Тут, кажется, впору вспомнить и рассказанное Шкловским про извозчика, у которого под хороших лошадей «ездоков нету».
Вот толстые книги у нас есть, а читателя, у которого достанет — огрубим — времени, чтобы их читать, нет. Ни времени, ни воздуха. Воздуха — в прямом смысле слова. Где ныне «лето на даче»? Все эти подмосковные (уже не имения, а только съемные) дачи, или Коктебель, или Прибалтика, или Зеленогорск, вся та «география», куда, как сказал Мандельштам, «ездили додумать то, чего нельзя было додумать в Петербурге»?
«Их нет».
А ведь «дачное чтение» — это едва ли не из самого важного, что «образует человека», в России, по крайней мере. Я бы и еще уточнил. «Дачное чтение» — это ведь всегда «детство-отрочество» (и уже совсем редко — «юность»: там уж не до того, как правило). И, опять же «по Мандельштаму» (зацитированное, увы, почти насмерть): «У интеллигента не биография, а список прочитанных книг». Почти все самое главное мы прочли в «детстве» и «отрочестве». Дальнейшие открытия при всей их значительности — они если не вторичны, то все же имеют смысл лишь в перспективе того, первичного, детского и отроческого. Когда оно есть. Кто в около-советской России прочел Мережковского в отрочестве «на даче»? (И как бы такое могло быть?)
Мережковский «вернулся в Россию» не поздно, а не вовремя. Это все известная и грустная история. Как в перестройку и попозже в Россию «возвращали эмигрантов». Какой был энтузиазм, ажиотаж, какие «репринты», как «успеть бы». И «успели».
Вы, думаю, помните, когда в России был впервые напечатан «Иисус Неизвестный». Это 1993 год, журнал «Октябрь». Ну и что было делать с этим «Иисусом» в «Октябре» («Иисусом в октябре») в девяносто третьем?
Когда это было читать, где? «Естественная» реакция: «уж точно не сейчас». Какое-то «до лучших времен». Которые, понятное дело, так и не наступили.
Вспомните огоньковский четырехтомник 1990 года. С совершенно невозможным, непредставимым уже ныне тиражом в один миллион семьсот тысяч. Он теперь валяется по букинистикам, по-прежнему не читанный («где их никто не брал и не берет»).
У нас не было времени читать Мережковского тогда, почти тридцать уже лет назад, нет его и теперь. И в ближайшие годы, думаю, и не предвидится.
Не в «читать», конечно, дело. Набоков был прав (и скривимся, и добавим «к сожалению»): нет чтения, есть только перечитывание. Мережковского в России не прочли и не читают, до перечитывания же — кто доживет?

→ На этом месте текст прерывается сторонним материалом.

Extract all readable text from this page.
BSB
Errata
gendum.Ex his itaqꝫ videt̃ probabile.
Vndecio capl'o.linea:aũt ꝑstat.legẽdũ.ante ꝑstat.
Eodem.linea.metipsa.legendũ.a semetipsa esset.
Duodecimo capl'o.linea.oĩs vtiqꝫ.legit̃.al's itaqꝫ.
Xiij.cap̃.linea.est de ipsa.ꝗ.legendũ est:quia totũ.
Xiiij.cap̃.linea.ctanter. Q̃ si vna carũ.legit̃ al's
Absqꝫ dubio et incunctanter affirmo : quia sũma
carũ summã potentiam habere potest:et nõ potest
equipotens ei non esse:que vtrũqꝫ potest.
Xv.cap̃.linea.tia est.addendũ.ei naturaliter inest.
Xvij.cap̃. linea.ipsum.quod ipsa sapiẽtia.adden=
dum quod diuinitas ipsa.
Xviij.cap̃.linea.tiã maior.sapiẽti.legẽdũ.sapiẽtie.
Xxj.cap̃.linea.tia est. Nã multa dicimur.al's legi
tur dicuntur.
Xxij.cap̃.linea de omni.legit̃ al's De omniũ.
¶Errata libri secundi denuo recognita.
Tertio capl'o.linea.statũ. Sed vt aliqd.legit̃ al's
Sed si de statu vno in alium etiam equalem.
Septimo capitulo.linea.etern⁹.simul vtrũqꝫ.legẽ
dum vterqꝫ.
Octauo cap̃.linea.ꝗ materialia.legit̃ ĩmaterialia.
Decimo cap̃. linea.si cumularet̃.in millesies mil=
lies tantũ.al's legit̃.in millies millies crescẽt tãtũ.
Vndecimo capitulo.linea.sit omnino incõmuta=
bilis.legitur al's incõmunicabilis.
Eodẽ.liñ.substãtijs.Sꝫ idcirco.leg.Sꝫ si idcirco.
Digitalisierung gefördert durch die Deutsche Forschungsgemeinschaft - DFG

Еще один ракурс. «Кабинетный» Мережковский — это человек образованный (хотя, конечно, нечто от автодидакта мы в нем безошибочно опознаем). По нынешним временам «образованным» считают человека, читающего на двух иностранных языках и пишущего на каких-нибудь полутора. И нам такая собственная «образованность» не смешна. Некоторые ею даже гордятся (втайне). Это все далеко от Мережковского. Мы в своем абсолютном большинстве попросту несоотносимы с «образовательным цензом», обязательным для хоть сколько-то адекватного чтения Мережковского.
Мы не будем этого признавать. Мы «на сто лет умнее» «любого Мережковского». Мы и без классического образования сами себе неплохи.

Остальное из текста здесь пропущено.